Арачаев только хотел рассказать о своих «университетах», но в это время с шумом хлопнула входная дверь и послышались торопливые шаги Дибирова Мухарбека. Маленький, от природы полный завхоз вихрем влетел в крошечный кабинет директора. Он принес с собой терпкий запах чеснока, сырость и суету. От его резких телодвижений слабый огонек в керосинке замигал, задергался, оставляя на стенах неровные тени длинного, худого Арачаева и короткого неуклюжего Дибирова.

Завхоз знал всего три русских слова: «зрасте», «спасибо» и «харашо». Пытаясь показать свои познания, он разом выпалил эти слова новому директору, потом резко замолчал, ожидая реакции нового руководства на его широкие познания. Поняв, что впечатлений никаких нет, он всмотрелся в Кухмистерову, сделал вперед решительный шаг, уперся в нее глазами, удивился.

— Да что это за директор? — воскликнул он на чеченском. — Да это ведь ребенок! Да она вот-вот переломится от худобы!

— Что ты болтаешь? — вмешался Цанка, отстраняя завхоза от девушки. — Что ты впился в нее своими бараньими глазами?

— Слушай, я-то думал, что это действительно директор будет, а это… — И он махнул небрежно рукой.

Элеонора Витальевна, видимо, поняла суть разговора, отвернулась в сторону темного проема окна, еще ниже опустила голову.

— Ты посмотри, как она одета! — не унимался завхоз.

— Ладно, хватит болтать, ты совсем обнаглел, — разозлился Арачаев, сжимая с силой локоть Дибирова и выталкивая его наружу.

— Ну, ты полегче, полегче, — завизжал Мухарбек, — я как-никак здесь заведующий хозяйством, и вообще…

Уже в коридоре он освободился от больших крепких рук Арачаева, встряхнулся, и когда дверь за ними прикрылась, залился едким, несдержанным смехом.

— Что это за чучело? — сквозь смех лепетал он, притворно схватившись за живот. — Ну и директора прислали, да ее саму надо в школу послать!
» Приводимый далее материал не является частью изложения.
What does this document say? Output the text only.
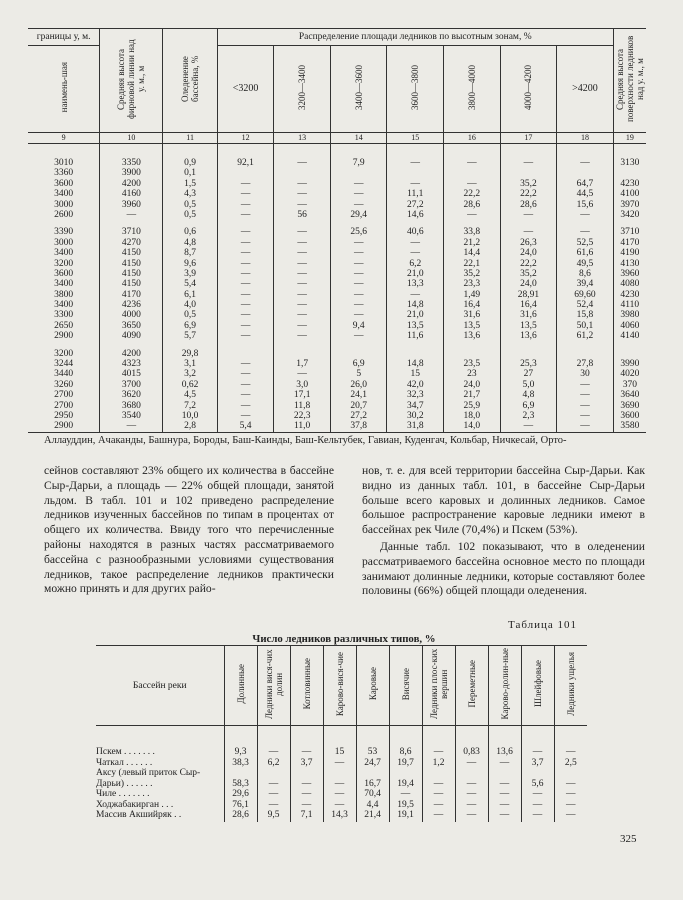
границы у, м.	Средняя высота фирновой линии над у. м., м	Оледенение бассейна, %	Распределение площади ледников по высотным зонам, %							Средняя высота поверхности ледников над у. м., м
наимень-шая			<3200	3200—3400	3400—3600	3600—3800	3800—4000	4000—4200	>4200	
9	10	11	12	13	14	15	16	17	18	19

3010	3350	0,9	92,1	—	7,9	—	—	—	—	3130
3360	3900	0,1								
3600	4200	1,5	—	—	—	—	—	35,2	64,7	4230
3400	4160	4,3	—	—	—	11,1	22,2	22,2	44,5	4100
3000	3960	0,5	—	—	—	27,2	28,6	28,6	15,6	3970
2600	—	0,5	—	56	29,4	14,6	—	—	—	3420

3390	3710	0,6	—	—	25,6	40,6	33,8	—	—	3710
3000	4270	4,8	—	—	—	—	21,2	26,3	52,5	4170
3400	4150	8,7	—	—	—	—	14,4	24,0	61,6	4190
3200	4150	9,6	—	—	—	6,2	22,1	22,2	49,5	4130
3600	4150	3,9	—	—	—	21,0	35,2	35,2	8,6	3960
3400	4150	5,4	—	—	—	13,3	23,3	24,0	39,4	4080
3800	4170	6,1	—	—	—	—	1,49	28,91	69,60	4230
3400	4236	4,0	—	—	—	14,8	16,4	16,4	52,4	4110
3300	4000	0,5	—	—	—	21,0	31,6	31,6	15,8	3980
2650	3650	6,9	—	—	9,4	13,5	13,5	13,5	50,1	4060
2900	4090	5,7	—	—	—	11,6	13,6	13,6	61,2	4140

3200	4200	29,8								
3244	4323	3,1	—	1,7	6,9	14,8	23,5	25,3	27,8	3990
3440	4015	3,2	—	—	5	15	23	27	30	4020
3260	3700	0,62	—	3,0	26,0	42,0	24,0	5,0	—	370
2700	3620	4,5	—	17,1	24,1	32,3	21,7	4,8	—	3640
2700	3680	7,2	—	11,8	20,7	34,7	25,9	6,9	—	3690
2950	3540	10,0	—	22,3	27,2	30,2	18,0	2,3	—	3600
2900	—	2,8	5,4	11,0	37,8	31,8	14,0	—	—	3580
Аллауддин, Ачаканды, Башнура, Бороды, Баш-Каинды, Баш-Кельтубек, Гавиан, Куденгач, Кольбар, Ничкесай, Орто-

сейнов составляют 23% общего их количества в бассейне Сыр-Дарьи, а площадь — 22% общей площади, занятой льдом. В табл. 101 и 102 приведено распределение ледников изученных бассейнов по типам в процентах от общего их количества. Ввиду того что перечисленные районы находятся в разных частях рассматриваемого бассейна с разнообразными условиями существования ледников, такое распределение ледников практически можно принять и для других райо-

нов, т. е. для всей территории бассейна Сыр-Дарьи. Как видно из данных табл. 101, в бассейне Сыр-Дарьи больше всего каровых и долинных ледников. Самое большое распространение каровые ледники имеют в бассейнах рек Чиле (70,4%) и Пскем (53%).

Данные табл. 102 показывают, что в оледенении рассматриваемого бассейна основное место по площади занимают долинные ледники, которые составляют более половины (66%) общей площади оледенения.

Таблица 101
Число ледников различных типов, %
Бассейн реки	Долинные	Ледники вися-чих долин	Котловинные	Карово-вися-чие	Каровые	Висячие	Ледники плос-ких вершин	Переметные	Карово-долин-ные	Шлейфовые	Ледники ущелья

Пскем . . . . . . .	9,3	—	—	15	53	8,6	—	0,83	13,6	—	—
Чаткал . . . . . .	38,3	6,2	3,7	—	24,7	19,7	1,2	—	—	3,7	2,5
Аксу (левый приток Сыр-											
Дарьи) . . . . . .	58,3	—	—	—	16,7	19,4	—	—	—	5,6	—
Чиле . . . . . . .	29,6	—	—	—	70,4	—	—	—	—	—	—
Ходжабакирган . . .	76,1	—	—	—	4,4	19,5	—	—	—	—	—
Массив Акшийряк . .	28,6	9,5	7,1	14,3	21,4	19,1	—	—	—	—	—
325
Ха-ха-ха, так она до утра вряд ли доживет…

Он еще что-то хотел сказать, но Цанка грубо, с силой толкнул его к выходу, выкинул наружу.

— Ну-ну, ты поосторожнее, мал еще со мной так обращаться, — уже с напускной строгостью возмущался Мухарбек, потом, сделав попытку зайти обратно, уже в закрытую дверь крикнул: — Ты смотри там с ней поосторожнее, а то сдавишь нечаянно в объятиях — ребра сойдутся… Ну и повезло тебе, Цанка! Смотри, жена узнает…

Когда Арачаев вернулся в кабинет директора, Кухмистерова все так же сидела на скамейке, только теперь вся согнулась, сгорбилась, опустила голову.

— Не обращайте на него внимания, — извинился он, неловко стоя в дверях, потом нашелся: — Вы, наверное, проголодались с дороги?

Элеонора Витальевна молча мотнула головой: мол, нет.

Цанка пошел в свою комнату-каптерку, через пару минут вернулся, неся в руках маленькую прокопченную алюминиевую кастрюлю и небольшой сверток с едой. Ожидая приезда нового директора, учителя накануне приготовили отменный ужин: большой кусок сушеного бараньего мяса на ребрах, кукурузный чурек, высохший за весь недлинный день, и сыр. От себя Цанка добавил несколько зубчиков чеснока.

— Поешьте, пожалуйста, — сказал тихо он, разворачивая узелок, — это специально для вас приготовили учителя.

Только после этого Кухмистерова подняла лицо, большими, обрамленными впалой синевой глазами посмотрела на Арачаева, как бы ища у него помощи и поддержки.

— Спасибо, спасибо, — тихо промолвила она, — благодарю вас, но я не голодна. Не волнуйтесь.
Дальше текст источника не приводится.